We found that a high proportion of adults in this study were overweight/obese and hypercholesterolemic. While the percentage of overweight and obesity in this present study is lower than the percentages reported by several local studies (Hejar et al., 2003; Norimah and Haja Mohaideen, 2003; Lim et al., 2003; Narayan and Abdul Rashid, 2007), this study reported a higher percentage of individuals with hypercholesterolemia (Norimah and Haja Mohaideen, 2003) and low HDL-cholesterol (Moy et al., 2008). The high proportion of overweight/obese and hypercholesterolemic adults reported in these studies could be due to many reasons including consumption of high energy-dense diets, types of fat consumed, low fruit and vegetable intakes, physical inactivity and abdominal adiposity. For example, in this present study, despite a high percentage of under-reporting, about half (51%) of the respondents had more than 30% of fat energy.
This study has several limitations. Misclassification of individuals into stages could occur since the staging algorithm used in this study was based on subjective estimates of dietary fat intake (Kristal et al., 1999). Although stage of change algorithm has been shown to be a useful tool to classify individuals’ readiness to change, there is lack of strong supportive evidence on the dietary application of stage of change model in nutrition and health promotion. Therefore, a validated staging algorithm is imperative. As with other self-reported dietary assessments, 24 h diet recall is also subjected to under-reporting of energy and fat intake. This could be due to reliance on memory or respondents might intentionally omit high caloric and fat food in their diet recalls. Third, due to limited nutrient values in the Malaysian Food Composition Tables, this study was not able to provide information on dietary fat components such as cholesterol, saturated and trans fatty acids intakes which could elucidate better the association between stage of change and biochemical parameters. Self-selection bias might have occurred in that since the respondents were volunteers, they were more health conscious or health motivated. The lack of significant differences in demographic, socioeconomic and nutrition variables by stages of change could be due to the small sample size for comparison as well as homogeneity of the sample in relation to several variables e.g. lipids. Finally, the cross-sectional design of this study did not allow for cause and effect inference between stages of change and nutritional status.

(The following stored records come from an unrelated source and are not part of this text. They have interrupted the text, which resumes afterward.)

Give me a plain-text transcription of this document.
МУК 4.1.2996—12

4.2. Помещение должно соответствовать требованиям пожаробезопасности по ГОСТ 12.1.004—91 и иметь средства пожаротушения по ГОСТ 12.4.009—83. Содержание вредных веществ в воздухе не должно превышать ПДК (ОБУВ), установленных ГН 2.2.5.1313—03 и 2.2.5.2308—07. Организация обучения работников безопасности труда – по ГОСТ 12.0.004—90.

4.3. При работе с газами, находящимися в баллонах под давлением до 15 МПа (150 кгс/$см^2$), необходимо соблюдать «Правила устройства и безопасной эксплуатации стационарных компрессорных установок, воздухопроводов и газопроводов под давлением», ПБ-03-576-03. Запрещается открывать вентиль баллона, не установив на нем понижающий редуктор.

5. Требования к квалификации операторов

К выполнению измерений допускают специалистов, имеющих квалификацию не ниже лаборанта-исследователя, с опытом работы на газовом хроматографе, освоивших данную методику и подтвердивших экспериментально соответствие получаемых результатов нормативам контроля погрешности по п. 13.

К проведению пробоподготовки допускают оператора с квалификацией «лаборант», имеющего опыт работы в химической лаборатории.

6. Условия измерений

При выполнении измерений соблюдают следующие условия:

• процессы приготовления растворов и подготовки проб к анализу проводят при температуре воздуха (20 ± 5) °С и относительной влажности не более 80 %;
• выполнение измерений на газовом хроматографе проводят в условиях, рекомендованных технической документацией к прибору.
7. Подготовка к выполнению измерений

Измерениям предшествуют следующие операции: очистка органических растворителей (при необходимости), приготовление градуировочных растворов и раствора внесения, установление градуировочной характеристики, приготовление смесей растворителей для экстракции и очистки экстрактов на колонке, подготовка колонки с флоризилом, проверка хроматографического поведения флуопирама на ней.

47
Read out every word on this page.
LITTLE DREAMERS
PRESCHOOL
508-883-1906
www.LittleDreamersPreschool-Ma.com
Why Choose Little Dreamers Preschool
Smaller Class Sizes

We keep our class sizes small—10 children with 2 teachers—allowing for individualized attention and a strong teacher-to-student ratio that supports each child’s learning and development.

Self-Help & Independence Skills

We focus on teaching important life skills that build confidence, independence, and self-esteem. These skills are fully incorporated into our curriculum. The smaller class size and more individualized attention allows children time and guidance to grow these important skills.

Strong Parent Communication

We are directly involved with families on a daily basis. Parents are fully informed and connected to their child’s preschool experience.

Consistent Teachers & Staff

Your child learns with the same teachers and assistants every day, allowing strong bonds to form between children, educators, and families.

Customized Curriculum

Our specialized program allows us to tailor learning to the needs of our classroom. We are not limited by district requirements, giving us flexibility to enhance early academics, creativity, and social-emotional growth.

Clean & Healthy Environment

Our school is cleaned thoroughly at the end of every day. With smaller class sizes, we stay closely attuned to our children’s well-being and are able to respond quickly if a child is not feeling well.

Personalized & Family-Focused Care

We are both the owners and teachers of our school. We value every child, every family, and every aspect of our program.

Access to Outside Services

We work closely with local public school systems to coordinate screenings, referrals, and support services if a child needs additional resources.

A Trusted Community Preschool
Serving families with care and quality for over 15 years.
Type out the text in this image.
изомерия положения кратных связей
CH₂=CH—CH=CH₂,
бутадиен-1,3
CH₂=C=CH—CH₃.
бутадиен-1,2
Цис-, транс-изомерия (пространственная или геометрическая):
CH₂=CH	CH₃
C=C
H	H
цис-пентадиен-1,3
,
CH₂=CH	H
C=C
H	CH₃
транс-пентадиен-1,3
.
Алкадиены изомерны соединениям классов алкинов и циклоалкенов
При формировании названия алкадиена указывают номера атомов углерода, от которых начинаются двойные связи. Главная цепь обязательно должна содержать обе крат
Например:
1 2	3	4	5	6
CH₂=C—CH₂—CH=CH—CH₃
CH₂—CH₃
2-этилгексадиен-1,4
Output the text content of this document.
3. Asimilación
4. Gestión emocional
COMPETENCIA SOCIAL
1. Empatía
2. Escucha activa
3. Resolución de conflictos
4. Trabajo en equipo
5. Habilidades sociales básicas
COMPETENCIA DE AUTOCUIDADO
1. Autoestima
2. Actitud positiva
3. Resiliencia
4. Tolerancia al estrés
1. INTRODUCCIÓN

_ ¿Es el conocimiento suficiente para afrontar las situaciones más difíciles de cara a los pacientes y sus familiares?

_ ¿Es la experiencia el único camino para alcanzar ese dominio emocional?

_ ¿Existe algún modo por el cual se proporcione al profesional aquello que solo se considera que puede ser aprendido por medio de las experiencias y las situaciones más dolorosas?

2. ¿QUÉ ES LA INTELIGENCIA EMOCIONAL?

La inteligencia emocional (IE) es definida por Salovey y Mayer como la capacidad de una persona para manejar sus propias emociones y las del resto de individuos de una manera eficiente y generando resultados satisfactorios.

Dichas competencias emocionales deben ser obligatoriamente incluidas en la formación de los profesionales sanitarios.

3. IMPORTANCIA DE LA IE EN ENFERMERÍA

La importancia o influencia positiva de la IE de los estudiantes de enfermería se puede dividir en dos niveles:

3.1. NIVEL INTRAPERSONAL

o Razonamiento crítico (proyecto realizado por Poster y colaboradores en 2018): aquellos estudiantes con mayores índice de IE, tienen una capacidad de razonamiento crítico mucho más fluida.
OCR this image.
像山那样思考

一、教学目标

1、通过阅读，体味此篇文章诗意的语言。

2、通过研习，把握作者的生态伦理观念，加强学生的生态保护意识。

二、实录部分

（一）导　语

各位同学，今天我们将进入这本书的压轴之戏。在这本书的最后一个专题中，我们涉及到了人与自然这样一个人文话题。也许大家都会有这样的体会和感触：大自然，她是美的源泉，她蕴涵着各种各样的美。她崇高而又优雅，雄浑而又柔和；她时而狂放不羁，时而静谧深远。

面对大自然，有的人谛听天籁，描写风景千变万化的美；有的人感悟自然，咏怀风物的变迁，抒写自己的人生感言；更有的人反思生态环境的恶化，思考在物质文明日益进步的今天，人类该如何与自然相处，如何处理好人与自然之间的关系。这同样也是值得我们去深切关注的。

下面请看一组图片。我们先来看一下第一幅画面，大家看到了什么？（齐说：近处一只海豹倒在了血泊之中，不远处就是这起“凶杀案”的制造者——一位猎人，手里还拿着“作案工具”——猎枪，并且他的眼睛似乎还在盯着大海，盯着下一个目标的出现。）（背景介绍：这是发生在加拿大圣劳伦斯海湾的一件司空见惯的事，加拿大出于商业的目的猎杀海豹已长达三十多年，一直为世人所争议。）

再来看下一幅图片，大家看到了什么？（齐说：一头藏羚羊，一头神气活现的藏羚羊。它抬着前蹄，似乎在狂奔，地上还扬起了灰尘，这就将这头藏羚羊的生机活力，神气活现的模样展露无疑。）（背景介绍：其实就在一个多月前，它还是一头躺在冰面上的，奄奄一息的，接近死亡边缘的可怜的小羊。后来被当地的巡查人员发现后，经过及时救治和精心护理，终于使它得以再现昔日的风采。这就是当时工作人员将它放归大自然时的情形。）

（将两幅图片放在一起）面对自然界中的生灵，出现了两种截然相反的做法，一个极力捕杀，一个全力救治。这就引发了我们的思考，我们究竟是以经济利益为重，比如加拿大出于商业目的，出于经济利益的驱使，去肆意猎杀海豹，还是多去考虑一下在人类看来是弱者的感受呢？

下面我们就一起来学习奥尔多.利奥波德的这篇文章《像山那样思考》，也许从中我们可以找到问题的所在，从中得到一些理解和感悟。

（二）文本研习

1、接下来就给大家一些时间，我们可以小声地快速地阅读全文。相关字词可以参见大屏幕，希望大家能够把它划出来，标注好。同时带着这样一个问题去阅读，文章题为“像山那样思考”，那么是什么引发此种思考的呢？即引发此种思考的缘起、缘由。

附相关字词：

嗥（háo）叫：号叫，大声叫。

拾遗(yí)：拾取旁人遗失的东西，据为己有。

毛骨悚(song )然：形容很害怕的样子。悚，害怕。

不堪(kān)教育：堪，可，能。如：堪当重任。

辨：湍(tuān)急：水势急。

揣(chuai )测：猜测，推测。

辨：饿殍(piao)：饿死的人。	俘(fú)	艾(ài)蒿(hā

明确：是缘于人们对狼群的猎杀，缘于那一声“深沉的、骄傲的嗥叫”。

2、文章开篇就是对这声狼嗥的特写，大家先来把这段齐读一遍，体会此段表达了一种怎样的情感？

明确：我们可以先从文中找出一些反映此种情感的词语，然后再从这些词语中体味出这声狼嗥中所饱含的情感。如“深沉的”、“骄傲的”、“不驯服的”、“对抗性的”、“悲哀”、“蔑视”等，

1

Conclusion: As people are at various stages of behavioral change, intervention strategies in health and nutrition promotion should match the individuals’ readiness to change. This study reported a high proportion of respondents were in preparation stage for dietary fat reduction. Thus, more intensive cognitive strategy interventions that emphasize on pros and cons of low fat and high fat diets, respectively as well as self efficacy and skills to realize behavioral change and cope with relapse are required to help the respondents to move towards action. In addition, knowledge on the characteristics of individuals in the various stages of change could facilitate the development of personalized information that eventually would be more effective to promote behavioral change.